“…Burial Sunrise is nothing short of bliss…a landmark of the genre…” – The Obelisk
As the release of Burial Sunrise, the forthcoming full-length from ambient desert rock trio, ZUN, draws ever closer to official release, today Revolver Magazine offers up the record in its sprawling entirety.
Get swept away by Burial Sunrise courtesy of Revolver at THIS LOCATION.
Slated for release via Small Stone Recordings March 25th, ZUN fuses the talents of guitarist Gary Arce (Yawning Man) and vocalists Sera Timms (Ides Of Gemini, Black Mare, Black Math Horseman) and John Garcia (Kyuss, Vista Chino, Slo Burn, etc.).
Elaborates The Obelisk of the offering, “For the desert rock converted, ZUN‘s Burial Sunrise is nothing short of bliss. To those for whom the names Gary Arce, John Garcia, Sera Timms, Mario Lalli, Harper Hug, Robby Krieger and Bill Stinson resonate, the project’s debut release should be a landmark of the genre. Not just because it brings together powerhouse forces like the tone of Arce’s guitar, as heard in desert progenitors Yawning Man as well as The Sort Of Quartet, Ten East, Dark Tooth Encounter, Yawning Sons and so on, and the voices of Garcia (Kyuss, Vista Chino, Hermano, Unida, Slo Burn) and Timms (Ides Of Gemini, Black Mare, Black Math Horseman), but because of the ultra-fluid but still cohesive vibe it manages to create across its six-track/thirty-seven-minute span, rich in atmosphere even as it alternates vocalists, swaps drummers between Hug (who also plays synth and recorded the album at Thunder Underground in Palm Springs, California) and Stinson (also of Yawning Man), brings in Lalli for bass on one cut, sees Krieger (guitarist for The Doors) sit in on electric sitar, and features deft turns of mood and sensibility.” Added Spin specifically of the band’s “All For Nothing” single, “The universe of rock ‘n roll heavyweights adjacent to Queens Of The Stone Age and Kyuss sprawls far, wide, and extremely heavy. ZUN, the latest project of desert rock pioneer Gary Arce, features the latter’s John Garcia and doom-and-gloom mistress Sera Timms of Ides Of Gemini… Forget ayahuasca – the album’s third listen, ‘All For Nothing,’ conjures true California mysticism in its swirling Santa Ana winds of guitars, tribalistic drum rolls, and Garcia’s melancholic, effects-fuzzed taunts.”
Burial Sunrise was mastered by Chris Goosman (Acid King, Dixie Witch, Solace, Sasquatch et al) and will see release on CD, digitally and limited edition vinyl on March 25th via Small Stone Records. For preorders, point your browser HERE.
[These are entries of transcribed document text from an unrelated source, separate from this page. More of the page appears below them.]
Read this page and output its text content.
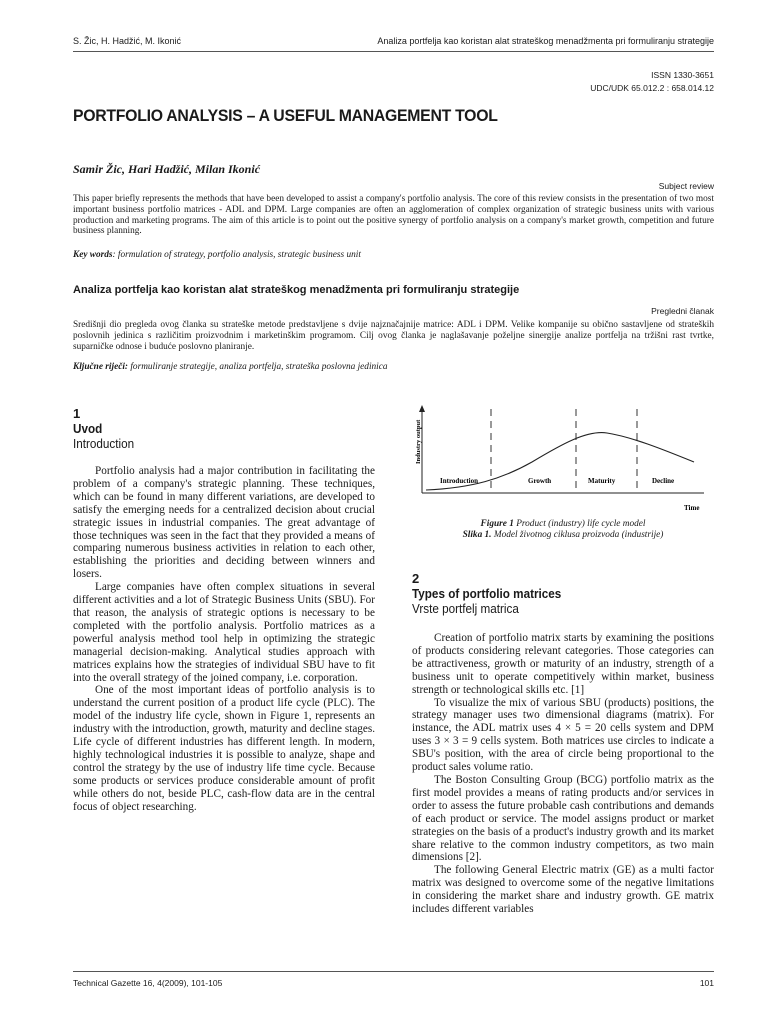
S. Žic, H. Hadžić, M. Ikonić	Analiza portfelja kao koristan alat strateškog menadžmenta pri formuliranju strategije
ISSN 1330-3651
UDC/UDK 65.012.2 : 658.014.12
PORTFOLIO ANALYSIS – A USEFUL MANAGEMENT TOOL
Samir Žic, Hari Hadžić, Milan Ikonić
Subject review
This paper briefly represents the methods that have been developed to assist a company's portfolio analysis. The core of this review consists in the presentation of two most important business portfolio matrices - ADL and DPM. Large companies are often an agglomeration of complex organization of strategic business units with various production and marketing programs. The aim of this article is to point out the positive synergy of portfolio analysis on a company's market growth, competition and future business planning.
Key words: formulation of strategy, portfolio analysis, strategic business unit
Analiza portfelja kao koristan alat strateškog menadžmenta pri formuliranju strategije
Pregledni članak
Središnji dio pregleda ovog članka su strateške metode predstavljene s dvije najznačajnije matrice: ADL i DPM. Velike kompanije su obično sastavljene od strateških poslovnih jedinica s različitim proizvodnim i marketinškim programom. Cilj ovog članka je naglašavanje poželjne sinergije analize portfelja na tržišni rast tvrtke, suparničke odnose i buduće poslovno planiranje.
Ključne riječi: formuliranje strategije, analiza portfelja, strateška poslovna jedinica
1
Uvod
Introduction

Portfolio analysis had a major contribution in facilitating the problem of a company's strategic planning. These techniques, which can be found in many different variations, are developed to satisfy the emerging needs for a centralized decision about crucial strategic issues in industrial companies. The great advantage of those techniques was seen in the fact that they provided a means of comparing numerous business activities in relation to each other, establishing the priorities and deciding between winners and losers.

Large companies have often complex situations in several different activities and a lot of Strategic Business Units (SBU). For that reason, the analysis of strategic options is necessary to be completed with the portfolio analysis. Portfolio matrices as a powerful analysis method tool help in optimizing the strategic managerial decision-making. Analytical studies approach with matrices explains how the strategies of individual SBU have to fit into the overall strategy of the joined company, i.e. corporation.

One of the most important ideas of portfolio analysis is to understand the current position of a product life cycle (PLC). The model of the industry life cycle, shown in Figure 1, represents an industry with the introduction, growth, maturity and decline stages. Life cycle of different industries has different length. In modern, highly technological industries it is possible to analyze, shape and control the strategy by the use of industry life time cycle. Because some products or services produce considerable amount of profit while others do not, beside PLC, cash-flow data are in the central focus of object researching.

Industry output
Time
Introduction	Growth	Maturity	Decline
Figure 1 Product (industry) life cycle model
Slika 1. Model životnog ciklusa proizvoda (industrije)
2
Types of portfolio matrices
Vrste portfelj matrica

Creation of portfolio matrix starts by examining the positions of products considering relevant categories. Those categories can be attractiveness, growth or maturity of an industry, strength of a business unit to operate competitively within market, business strength or technological skills etc. [1]

To visualize the mix of various SBU (products) positions, the strategy manager uses two dimensional diagrams (matrix). For instance, the ADL matrix uses 4 × 5 = 20 cells system and DPM uses 3 × 3 = 9 cells system. Both matrices use circles to indicate a SBU's position, with the area of circle being proportional to the product sales volume ratio.

The Boston Consulting Group (BCG) portfolio matrix as the first model provides a means of rating products and/or services in order to assess the future probable cash contributions and demands of each product or service. The model assigns product or market strategies on the basis of a product's industry growth and its market share relative to the common industry competitors, as two main dimensions [2].

The following General Electric matrix (GE) as a multi factor matrix was designed to overcome some of the negative limitations in considering the market share and industry growth. GE matrix includes different variables

Technical Gazette 16, 4(2009), 101-105	101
As the six-stringer for Yawning Man going back three decades, Gary Arce is one of the principal architects of the sound born in California’s sands and known commonly as desert rock. His contributions have been pivotal in the creation of a style no less American than Delta Blues and no less imitated worldwide, and with ZUN‘s Burial Sunrise, he not only reaffirms the breadth and vitality that has made his work so essential, but builds on it in expansive and vibrant ways.
Arce plays bass and lap steel as well, and he and Garcia and Timms are joined by drummers Bill Stinson (Chuck Dukowski, Yawning Man) and Harper Hug – the latter of whom also recorded the album at Thunder Underground Studios in Palm Springs, California. Mario Lalli (Fatso Jetson, Yawning Man) also contributes bass on a track, adding to the fluid, jammy feel that pervades the vast soundscapes conjured.
Timms and Garcia divide lead-singer duties among Burial Sunrise‘s six cuts, with Garcia lending his signature croon to “All That You Say I Am,” the brooding “All for Nothing,” and the drifting desert ode “Nothing Farther,” while Timms brings her ethereal, otherworldly presence to “Solar Days,” “Come Through The Water” and “Into The Wasteland,” the last of which might just be the album’s signature piece, seeming to mirror the wide-ranging, sandy thematic of “Nothing Farther” in bringing the desert – a place too often wrongly thought of as dead – to life in vivid colors and warm tonality, but pushing even further into an uncharted reach.
Known for forming and contributing to projects like Ten East (with Brant Bjork), Dark Tooth Encounter (with Lalli, Stinson and Scott Reeder), The Sort of Quartet, Yawning Sons (with Sons Of Alpha Centauri), and more, Arce brings a style that is inseparable from desert rock. For the partnerships he’s made in ZUN and for the scope of the album, its laid-back feel and pervasive exploratory sensibility, Burial Sunrise might just prove to be a landmark in his discography as well as the beginning of a new era of his work, continuing to reshape the genre he helped create in the first place in a manner that, like the sands themselves, seems to remain separate from time despite the chaos all around.